When he didn’t answer, Lisa Connors smiled. “Not in the mood for a sleepover? I’ll confess, I prefer my own bed, too. So the baby monitor can stay?”
“I guess,” he muttered. He hated the idea but this was another battle he couldn’t quite summon the energy to fight.
“Good,” Estelle said briskly. “Now I’m gonna leave my pager number. Lisa, you check those vitals every four hours or so. You notice any bleeding or anything that might indicate circulation trouble, one of you needs to give me a buzz right away. Doesn’t matter which one. Otherwise I’ll check in with you tomorrow, cowboy. Don’t you go out dancing, now, you hear me?”
“Ha-ha,” he muttered. “You’re a real barrel of laughs.”
Estelle’s raspy chuckle hung in the air behind her for several moments after she left, leaving him alone with Lisa Connors.
“Are you hungry?” she asked after a moment. “You didn’t eat lunch. I can heat up some soup for you or make a sandwich if you feel up to some solids.”
Nothing sounded appealing to him but he knew one of the reasons that single pain pill had knocked him for a loop was his lack of appetite. He needed to keep food in his stomach, whether it sounded good to him or not.
“A sandwich would work.”
“Ham and cheese okay?”
He nodded.
“It will just take me a minute to throw something together. If you’d like to watch TV, I’ve hooked the remote to a cord tethered to the side of the bed there so you can always find it and there are some magazines here, too. I wasn’t sure of your interests but I picked up several that my…my husband used to enjoy reading.”
He only looked at her, but suddenly she colored up like a sugar maple leaf in October. Odd for such a dark-haired woman to show color so clearly. He hadn’t met too many women in his lifetime who could actually blush but the few he had met had been blond.
What had her so edgy? Maybe she didn’t like this situation any better than he did. It was an interesting thought. He knew if he were in her shoes, he sure wouldn’t enjoy baby-sitting a grumpy stranger for a few weeks.
For some reason the thought that she might actually be as uncomfortable with this as he was made him feel a little better about the whole thing.
* * *
After a quick peek into the living room to check on the girls, still engrossed in one of their favorite videos, Allie hurried to the kitchen. She closed the door and blew out the breath she’d been holding, then pressed a hand to her fluttering stomach.
What was it about Gage McKinnon that sent her hormones into a tailspin? The man was lethal. Even stiff and bad-tempered from the pain, he had a raw, masculine appeal.
A wounded, grumpy soldier. He was obviously miserable and in considerable pain but he was standing firm on not taking the narcotics his doctors prescribed. She had a feeling despite Estelle Montgomery’s predictions to the contrary, he wasn’t going to bend on his objections to the drugs. He seemed mulish and hardheaded enough to stick with his convictions.
She couldn’t really blame him for that, Allie thought as she buttered bread for his sandwich. A few times in her life she’d had to take pain medication and she had despised that out-of-control feeling.

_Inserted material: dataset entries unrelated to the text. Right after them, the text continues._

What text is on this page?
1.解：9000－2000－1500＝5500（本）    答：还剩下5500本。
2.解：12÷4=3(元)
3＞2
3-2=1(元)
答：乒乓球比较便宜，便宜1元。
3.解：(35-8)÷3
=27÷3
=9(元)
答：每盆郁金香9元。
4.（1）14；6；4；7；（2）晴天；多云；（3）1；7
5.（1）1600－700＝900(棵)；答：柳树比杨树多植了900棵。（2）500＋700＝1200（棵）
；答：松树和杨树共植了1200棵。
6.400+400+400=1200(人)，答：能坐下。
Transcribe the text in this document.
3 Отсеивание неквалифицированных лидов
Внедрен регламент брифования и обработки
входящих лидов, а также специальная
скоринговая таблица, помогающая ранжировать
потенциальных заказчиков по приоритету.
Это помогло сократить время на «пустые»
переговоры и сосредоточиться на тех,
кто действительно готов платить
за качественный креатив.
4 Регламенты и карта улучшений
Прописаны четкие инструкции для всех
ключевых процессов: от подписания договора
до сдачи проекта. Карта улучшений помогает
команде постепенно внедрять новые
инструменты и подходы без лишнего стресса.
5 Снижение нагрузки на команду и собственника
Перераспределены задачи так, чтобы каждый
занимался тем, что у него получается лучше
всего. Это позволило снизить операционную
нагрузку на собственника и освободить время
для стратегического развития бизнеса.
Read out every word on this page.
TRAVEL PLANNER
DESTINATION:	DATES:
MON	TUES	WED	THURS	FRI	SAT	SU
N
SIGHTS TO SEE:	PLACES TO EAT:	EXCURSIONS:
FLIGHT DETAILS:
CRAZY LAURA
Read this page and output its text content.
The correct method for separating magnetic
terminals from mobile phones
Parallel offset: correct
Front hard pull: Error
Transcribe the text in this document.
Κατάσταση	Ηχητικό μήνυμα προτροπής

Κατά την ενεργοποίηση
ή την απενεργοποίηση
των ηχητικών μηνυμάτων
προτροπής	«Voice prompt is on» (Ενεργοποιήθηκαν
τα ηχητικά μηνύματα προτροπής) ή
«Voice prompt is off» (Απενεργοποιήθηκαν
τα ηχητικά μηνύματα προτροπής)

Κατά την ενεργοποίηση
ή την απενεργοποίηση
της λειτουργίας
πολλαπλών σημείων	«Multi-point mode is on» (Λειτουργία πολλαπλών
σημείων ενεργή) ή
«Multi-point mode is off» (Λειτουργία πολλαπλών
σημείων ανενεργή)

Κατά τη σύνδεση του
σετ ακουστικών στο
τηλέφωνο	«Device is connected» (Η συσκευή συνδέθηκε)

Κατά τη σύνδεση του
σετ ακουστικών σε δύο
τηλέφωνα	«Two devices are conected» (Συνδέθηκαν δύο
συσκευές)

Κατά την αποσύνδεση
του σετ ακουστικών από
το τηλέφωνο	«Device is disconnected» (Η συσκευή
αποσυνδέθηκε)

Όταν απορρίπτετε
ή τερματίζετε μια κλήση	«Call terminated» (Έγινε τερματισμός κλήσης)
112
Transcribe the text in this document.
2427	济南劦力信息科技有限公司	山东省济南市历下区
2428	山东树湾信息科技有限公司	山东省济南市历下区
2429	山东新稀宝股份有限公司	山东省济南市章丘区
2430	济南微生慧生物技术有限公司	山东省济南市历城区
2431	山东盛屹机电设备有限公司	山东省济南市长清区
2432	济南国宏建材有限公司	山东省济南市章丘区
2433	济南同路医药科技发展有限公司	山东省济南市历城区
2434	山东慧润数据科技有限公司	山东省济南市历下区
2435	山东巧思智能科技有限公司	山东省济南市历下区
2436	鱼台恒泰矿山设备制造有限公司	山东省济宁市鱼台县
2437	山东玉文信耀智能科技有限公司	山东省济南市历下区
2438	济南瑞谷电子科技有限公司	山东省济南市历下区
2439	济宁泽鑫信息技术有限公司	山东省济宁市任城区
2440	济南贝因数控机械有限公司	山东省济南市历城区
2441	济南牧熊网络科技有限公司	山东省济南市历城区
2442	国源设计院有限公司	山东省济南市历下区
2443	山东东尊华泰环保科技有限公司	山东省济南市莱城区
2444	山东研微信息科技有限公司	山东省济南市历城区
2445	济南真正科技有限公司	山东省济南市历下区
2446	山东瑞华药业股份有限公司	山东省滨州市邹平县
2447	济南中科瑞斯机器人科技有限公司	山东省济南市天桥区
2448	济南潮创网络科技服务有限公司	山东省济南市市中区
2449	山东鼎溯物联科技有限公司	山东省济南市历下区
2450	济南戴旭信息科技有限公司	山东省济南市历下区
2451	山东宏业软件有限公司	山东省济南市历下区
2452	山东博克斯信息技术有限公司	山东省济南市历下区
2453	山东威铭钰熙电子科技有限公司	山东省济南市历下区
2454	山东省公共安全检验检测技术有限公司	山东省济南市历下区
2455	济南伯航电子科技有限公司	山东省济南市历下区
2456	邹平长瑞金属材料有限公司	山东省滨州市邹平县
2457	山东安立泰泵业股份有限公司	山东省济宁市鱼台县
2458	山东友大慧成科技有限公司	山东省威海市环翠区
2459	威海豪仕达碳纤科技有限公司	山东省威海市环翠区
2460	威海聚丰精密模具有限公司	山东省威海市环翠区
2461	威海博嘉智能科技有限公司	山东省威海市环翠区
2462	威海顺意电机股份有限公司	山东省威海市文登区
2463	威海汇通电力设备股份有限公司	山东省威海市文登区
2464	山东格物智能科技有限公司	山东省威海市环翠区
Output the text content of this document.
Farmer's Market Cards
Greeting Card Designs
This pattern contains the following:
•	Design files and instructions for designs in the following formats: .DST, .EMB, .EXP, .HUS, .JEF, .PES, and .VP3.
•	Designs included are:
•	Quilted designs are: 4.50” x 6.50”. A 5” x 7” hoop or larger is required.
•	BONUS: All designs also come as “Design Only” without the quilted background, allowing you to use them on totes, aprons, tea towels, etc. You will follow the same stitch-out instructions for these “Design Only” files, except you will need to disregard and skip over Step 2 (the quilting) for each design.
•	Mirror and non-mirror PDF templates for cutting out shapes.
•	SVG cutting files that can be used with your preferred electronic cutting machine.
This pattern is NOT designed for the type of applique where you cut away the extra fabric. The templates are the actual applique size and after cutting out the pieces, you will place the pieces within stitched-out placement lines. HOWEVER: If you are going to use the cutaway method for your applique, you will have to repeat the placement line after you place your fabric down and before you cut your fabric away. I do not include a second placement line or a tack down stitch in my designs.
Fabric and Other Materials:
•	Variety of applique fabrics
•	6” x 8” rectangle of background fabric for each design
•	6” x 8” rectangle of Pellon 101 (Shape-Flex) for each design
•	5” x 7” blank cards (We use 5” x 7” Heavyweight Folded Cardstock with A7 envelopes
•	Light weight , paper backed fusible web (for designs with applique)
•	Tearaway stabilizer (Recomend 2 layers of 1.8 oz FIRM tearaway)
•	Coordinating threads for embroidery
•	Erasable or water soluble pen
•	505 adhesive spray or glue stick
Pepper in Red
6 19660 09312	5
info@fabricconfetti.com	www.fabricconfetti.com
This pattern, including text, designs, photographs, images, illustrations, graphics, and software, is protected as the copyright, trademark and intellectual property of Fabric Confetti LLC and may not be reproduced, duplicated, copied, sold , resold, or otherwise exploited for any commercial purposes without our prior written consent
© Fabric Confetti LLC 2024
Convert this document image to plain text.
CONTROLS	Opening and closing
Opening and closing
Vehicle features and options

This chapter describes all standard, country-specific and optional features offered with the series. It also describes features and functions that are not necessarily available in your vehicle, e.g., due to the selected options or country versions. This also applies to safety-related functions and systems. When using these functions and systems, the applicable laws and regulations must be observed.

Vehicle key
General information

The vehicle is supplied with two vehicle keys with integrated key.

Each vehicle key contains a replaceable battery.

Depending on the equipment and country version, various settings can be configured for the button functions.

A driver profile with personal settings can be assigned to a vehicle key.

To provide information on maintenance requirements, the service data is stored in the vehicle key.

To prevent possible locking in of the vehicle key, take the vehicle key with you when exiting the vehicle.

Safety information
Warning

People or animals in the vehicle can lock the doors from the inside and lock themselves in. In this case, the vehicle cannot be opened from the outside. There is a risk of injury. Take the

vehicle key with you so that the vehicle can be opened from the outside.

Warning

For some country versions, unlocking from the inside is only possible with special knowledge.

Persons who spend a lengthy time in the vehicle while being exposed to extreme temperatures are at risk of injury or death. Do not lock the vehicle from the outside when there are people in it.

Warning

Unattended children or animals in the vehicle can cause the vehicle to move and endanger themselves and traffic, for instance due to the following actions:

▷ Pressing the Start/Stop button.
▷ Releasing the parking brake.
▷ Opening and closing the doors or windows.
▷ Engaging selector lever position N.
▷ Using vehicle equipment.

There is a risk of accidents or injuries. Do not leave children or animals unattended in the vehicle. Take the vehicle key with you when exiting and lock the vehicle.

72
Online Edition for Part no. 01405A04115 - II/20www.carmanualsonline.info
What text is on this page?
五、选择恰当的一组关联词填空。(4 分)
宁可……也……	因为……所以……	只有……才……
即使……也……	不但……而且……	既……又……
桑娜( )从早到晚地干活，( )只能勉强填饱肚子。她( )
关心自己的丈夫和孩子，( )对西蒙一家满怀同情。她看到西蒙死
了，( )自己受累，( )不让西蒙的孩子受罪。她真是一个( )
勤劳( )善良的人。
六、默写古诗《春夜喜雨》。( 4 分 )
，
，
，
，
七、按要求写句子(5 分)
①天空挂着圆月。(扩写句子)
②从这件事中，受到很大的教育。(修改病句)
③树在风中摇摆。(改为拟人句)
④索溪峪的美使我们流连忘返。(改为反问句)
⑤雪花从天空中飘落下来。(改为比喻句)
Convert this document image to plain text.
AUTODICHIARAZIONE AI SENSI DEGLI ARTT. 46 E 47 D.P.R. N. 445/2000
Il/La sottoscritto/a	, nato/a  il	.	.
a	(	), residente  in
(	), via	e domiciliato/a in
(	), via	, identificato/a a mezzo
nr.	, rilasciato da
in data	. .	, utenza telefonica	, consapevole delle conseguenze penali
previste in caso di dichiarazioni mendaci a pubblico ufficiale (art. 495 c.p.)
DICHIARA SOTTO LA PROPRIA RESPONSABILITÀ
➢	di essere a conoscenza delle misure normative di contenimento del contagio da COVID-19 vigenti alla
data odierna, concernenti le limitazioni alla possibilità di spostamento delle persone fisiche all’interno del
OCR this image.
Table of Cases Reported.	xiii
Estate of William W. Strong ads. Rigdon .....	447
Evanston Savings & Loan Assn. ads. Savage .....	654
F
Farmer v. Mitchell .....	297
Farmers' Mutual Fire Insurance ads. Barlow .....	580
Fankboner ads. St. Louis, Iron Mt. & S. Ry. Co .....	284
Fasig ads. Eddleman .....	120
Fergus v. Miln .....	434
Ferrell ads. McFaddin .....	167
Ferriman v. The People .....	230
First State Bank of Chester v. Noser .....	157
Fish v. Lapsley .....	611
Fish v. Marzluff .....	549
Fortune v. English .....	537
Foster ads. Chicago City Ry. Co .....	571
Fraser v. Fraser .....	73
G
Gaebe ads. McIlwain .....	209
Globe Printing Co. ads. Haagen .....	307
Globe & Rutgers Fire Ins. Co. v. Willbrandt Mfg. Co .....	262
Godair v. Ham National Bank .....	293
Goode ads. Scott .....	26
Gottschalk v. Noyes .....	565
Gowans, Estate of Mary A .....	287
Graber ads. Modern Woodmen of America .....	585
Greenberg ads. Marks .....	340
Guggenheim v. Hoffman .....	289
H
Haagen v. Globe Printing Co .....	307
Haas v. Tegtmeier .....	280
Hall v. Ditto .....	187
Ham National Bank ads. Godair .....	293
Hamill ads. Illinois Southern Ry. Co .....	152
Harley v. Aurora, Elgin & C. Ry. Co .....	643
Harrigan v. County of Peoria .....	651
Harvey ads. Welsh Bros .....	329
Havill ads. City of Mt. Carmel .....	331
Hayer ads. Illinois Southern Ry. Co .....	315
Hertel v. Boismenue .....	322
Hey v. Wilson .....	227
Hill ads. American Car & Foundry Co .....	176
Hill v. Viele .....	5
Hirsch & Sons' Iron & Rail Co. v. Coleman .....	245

He wasn’t going to be an easy patient. Despite the sudden conviction, she had to admit that all her nurturing instincts kicked in whenever she saw him lying so dark and masculine on that bed. She wanted to take care of him. To smooth down that lock of hair mussed by sleep and adjust his pillows and distract him from the pain.
Something in his eyes called to her. He seemed lonely, somehow. Lost. As if he’d been wandering alone for a long time and needed somewhere safe and warm to rest for a while….
She heard her own thoughts and rolled her eyes. Right. The man was a tough, hardened FBI agent. Maybe she was projecting her own problems onto him.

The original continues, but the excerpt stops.